You miss a great point and there is tradition, and Tradition. It is traditions of man that the Bible warns against. The Tradition of the Catholic church pre-dates even some books of the New Testament. Paul points to this when he wrote: I commend you because you remember me in everything and maintain the traditions even as I have delivered them to you" (1 Cor. 11:2) and "So then, brethren, stand firm and hold to the traditions which you were taught by us, either by word of mouth or by letter" (2 Thess. 2:15). and "Now we command you, brethren, in the name of our Lord Jesus Christ, that you keep away from any brother who is living in idleness and not in accord with the tradition that you received from us" (2 Thess. 3:6).
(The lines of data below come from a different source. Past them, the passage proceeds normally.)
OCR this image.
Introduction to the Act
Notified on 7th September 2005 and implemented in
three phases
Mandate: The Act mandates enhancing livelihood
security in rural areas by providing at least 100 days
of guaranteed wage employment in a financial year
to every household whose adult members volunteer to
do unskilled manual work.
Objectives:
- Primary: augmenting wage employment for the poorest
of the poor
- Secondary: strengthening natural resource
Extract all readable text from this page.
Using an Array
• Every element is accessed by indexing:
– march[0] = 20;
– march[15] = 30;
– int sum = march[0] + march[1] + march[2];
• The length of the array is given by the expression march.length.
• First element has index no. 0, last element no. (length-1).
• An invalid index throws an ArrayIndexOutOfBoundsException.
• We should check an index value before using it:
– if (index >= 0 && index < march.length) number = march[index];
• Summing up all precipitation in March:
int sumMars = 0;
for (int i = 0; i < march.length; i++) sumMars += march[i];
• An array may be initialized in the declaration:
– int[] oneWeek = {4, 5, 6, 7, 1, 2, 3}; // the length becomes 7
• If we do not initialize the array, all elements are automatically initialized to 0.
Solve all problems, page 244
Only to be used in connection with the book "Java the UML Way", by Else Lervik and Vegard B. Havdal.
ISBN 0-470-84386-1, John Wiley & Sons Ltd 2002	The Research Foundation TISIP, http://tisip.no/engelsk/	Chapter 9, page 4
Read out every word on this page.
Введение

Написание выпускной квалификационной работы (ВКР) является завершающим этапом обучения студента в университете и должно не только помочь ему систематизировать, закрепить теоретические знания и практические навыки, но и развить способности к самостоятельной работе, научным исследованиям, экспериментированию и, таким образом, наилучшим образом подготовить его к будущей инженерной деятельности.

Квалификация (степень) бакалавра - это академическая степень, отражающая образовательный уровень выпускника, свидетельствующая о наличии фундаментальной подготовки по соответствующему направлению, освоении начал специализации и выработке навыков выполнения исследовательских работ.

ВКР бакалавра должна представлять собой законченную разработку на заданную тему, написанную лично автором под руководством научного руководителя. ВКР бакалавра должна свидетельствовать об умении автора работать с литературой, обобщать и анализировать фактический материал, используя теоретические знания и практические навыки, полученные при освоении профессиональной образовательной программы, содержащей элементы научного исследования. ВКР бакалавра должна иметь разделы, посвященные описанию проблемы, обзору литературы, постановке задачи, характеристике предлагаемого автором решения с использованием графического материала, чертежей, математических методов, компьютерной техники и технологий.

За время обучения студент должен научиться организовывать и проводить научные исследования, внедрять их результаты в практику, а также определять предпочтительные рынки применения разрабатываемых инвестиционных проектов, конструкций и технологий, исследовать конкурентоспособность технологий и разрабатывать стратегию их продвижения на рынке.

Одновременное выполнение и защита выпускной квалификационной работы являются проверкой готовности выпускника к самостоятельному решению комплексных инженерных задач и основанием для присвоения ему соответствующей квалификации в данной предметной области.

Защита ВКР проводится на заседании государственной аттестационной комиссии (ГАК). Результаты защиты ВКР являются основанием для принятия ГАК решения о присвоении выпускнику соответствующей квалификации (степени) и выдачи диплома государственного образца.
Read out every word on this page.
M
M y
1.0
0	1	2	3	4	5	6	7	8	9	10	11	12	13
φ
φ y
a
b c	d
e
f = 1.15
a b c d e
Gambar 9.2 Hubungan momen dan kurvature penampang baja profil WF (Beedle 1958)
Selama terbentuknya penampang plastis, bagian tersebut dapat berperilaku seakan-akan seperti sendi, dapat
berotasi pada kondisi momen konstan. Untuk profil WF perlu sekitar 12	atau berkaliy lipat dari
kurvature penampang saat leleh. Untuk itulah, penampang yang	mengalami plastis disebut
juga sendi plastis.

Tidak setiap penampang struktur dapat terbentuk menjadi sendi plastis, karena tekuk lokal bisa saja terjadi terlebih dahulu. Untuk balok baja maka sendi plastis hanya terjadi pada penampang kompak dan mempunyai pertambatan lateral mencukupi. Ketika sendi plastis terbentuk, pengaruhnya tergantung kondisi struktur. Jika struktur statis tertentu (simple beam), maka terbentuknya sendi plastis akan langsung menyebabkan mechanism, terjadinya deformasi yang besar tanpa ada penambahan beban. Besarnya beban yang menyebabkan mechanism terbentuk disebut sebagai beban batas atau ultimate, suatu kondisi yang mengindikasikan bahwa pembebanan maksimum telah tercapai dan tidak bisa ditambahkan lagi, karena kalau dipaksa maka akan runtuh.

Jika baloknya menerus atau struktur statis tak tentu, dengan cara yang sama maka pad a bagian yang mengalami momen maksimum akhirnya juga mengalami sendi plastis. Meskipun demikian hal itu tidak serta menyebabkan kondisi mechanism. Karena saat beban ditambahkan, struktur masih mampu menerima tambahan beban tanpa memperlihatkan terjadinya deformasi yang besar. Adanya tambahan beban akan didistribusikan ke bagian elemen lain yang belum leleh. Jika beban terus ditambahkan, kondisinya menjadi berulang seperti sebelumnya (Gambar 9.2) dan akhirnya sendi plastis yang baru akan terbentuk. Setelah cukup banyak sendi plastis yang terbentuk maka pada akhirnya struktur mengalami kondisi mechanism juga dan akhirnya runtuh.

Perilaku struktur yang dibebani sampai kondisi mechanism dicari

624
He cannot be referring to the Bible because when he wrote these things the Bible did not yet exist. What tradition is he speaking about? The oral traditions maintained and taught in the Catholic Church of course. To make sure that the apostolic tradition would be passed down after the deaths of the apostles, Paul told Timothy, "What you have heard from me before many witnesses entrust to faithful men who will be able to teach others also" (2 Tim. 2:2). In this passage he refers to the first four generations of apostolic succession—his own generation, Timothy’s generation, the generation Timothy will teach, and the generation they in turn will teach. Answer me this. Where is it instructed to any of the early Christians that the Bible is their sole source of teaching and morality? It doesn't.